You could forgive Moeen for never wanting to set foot in Australia again, such have been his struggles in the Ashes series: a highest score of 40 and an average of 19.42 - not to mention a highly frantic innings in Melbourne - and three wickets at an average of 135.
After starring for England with bat and ball against South Africa and Windies over the summer, Moeen's travails have once again raised the issue of what his role in the team should be. Frontline spinner? Second spinner? Batsman who bowls a bit? Left out entirely? It may be the latter at the SCG.
If Stokes returns to bolster England's batting and give them another seam-bowling option, perhaps Moeen's spot could be in greater jeopardy. The likes of Mason Crane and Somerset twirl twins Jack Leach and Dom Bess will be eyeing the spinner's berth at home this summer.
We've been here before with Moeen, though. After averaging almost 65 with the ball in India last winter, he took 25 wickets at 15.64 against South Africa, including a memorable hat-trick to win the Oval Test.
Moeen is also the second-quickest Englishman, after Tony Greig, to 2,000 Test runs and 100 wickets, so perhaps Joe Root is right when he says of Moeen: "He will have a big future for England.

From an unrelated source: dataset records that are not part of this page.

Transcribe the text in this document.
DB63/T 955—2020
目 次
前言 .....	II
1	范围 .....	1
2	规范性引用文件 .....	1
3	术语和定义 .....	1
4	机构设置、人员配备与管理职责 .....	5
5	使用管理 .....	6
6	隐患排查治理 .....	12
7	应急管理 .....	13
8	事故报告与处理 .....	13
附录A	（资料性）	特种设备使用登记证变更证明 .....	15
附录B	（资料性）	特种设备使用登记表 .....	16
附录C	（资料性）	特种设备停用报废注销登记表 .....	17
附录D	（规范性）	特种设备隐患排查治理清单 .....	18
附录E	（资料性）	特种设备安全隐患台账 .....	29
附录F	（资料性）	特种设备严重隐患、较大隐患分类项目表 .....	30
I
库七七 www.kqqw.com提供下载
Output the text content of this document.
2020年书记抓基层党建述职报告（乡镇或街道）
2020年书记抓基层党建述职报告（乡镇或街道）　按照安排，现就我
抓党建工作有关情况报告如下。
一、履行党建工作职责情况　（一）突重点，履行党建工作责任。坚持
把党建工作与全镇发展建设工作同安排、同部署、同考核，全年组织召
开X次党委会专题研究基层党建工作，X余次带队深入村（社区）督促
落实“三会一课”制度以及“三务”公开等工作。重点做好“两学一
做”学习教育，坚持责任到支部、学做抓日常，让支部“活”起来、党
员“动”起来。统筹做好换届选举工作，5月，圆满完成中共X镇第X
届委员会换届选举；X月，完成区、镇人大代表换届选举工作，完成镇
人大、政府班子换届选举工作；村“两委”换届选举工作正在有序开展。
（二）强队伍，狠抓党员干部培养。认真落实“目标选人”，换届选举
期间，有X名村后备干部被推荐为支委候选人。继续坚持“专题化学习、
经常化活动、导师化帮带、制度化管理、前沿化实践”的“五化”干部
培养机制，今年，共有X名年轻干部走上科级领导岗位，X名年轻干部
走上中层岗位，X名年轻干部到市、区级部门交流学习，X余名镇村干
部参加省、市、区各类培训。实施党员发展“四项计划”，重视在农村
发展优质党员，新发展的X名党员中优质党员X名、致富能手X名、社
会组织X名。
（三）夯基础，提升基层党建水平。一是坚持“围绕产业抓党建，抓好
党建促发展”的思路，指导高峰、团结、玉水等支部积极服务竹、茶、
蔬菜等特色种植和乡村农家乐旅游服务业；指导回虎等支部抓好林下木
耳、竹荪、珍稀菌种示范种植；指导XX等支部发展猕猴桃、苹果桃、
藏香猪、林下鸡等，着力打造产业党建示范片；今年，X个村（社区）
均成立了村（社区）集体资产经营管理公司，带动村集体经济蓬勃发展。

It is important everyone knows that."
Ireland and Afghanistan
Having taken some big scalps in limited-overs cricket - Ireland beating England, Pakistan and Windies in World Cups, and Afghanistan knocking off Windies and having England in all sorts of bother in the most recent World T20 - the sides are now fully-fledged Test nations.
Ireland will welcome Pakistan to Malahide in May. "It has been our wish to make our Test debut in front of our own fans within 12 months of becoming a Test nation, and against a big team - so I'm delighted," said Ireland CEO Warren Deutrom.
Afghanistan have yet to ink dates for their first Test but it should be against India at some point in 2018, most likely just before Kohli takes his team to Australia for a four-Test series. It will be an historic Test match," said Afghanistan Cricket Board CEO Shafiqullah Stanikzai.
The Test could give teenage leg-spinner Rashid Khan a chance to shine in the longer form. He has been brilliant in white-ball cricket, averaging just over 14 in both T20I and ODI cricket.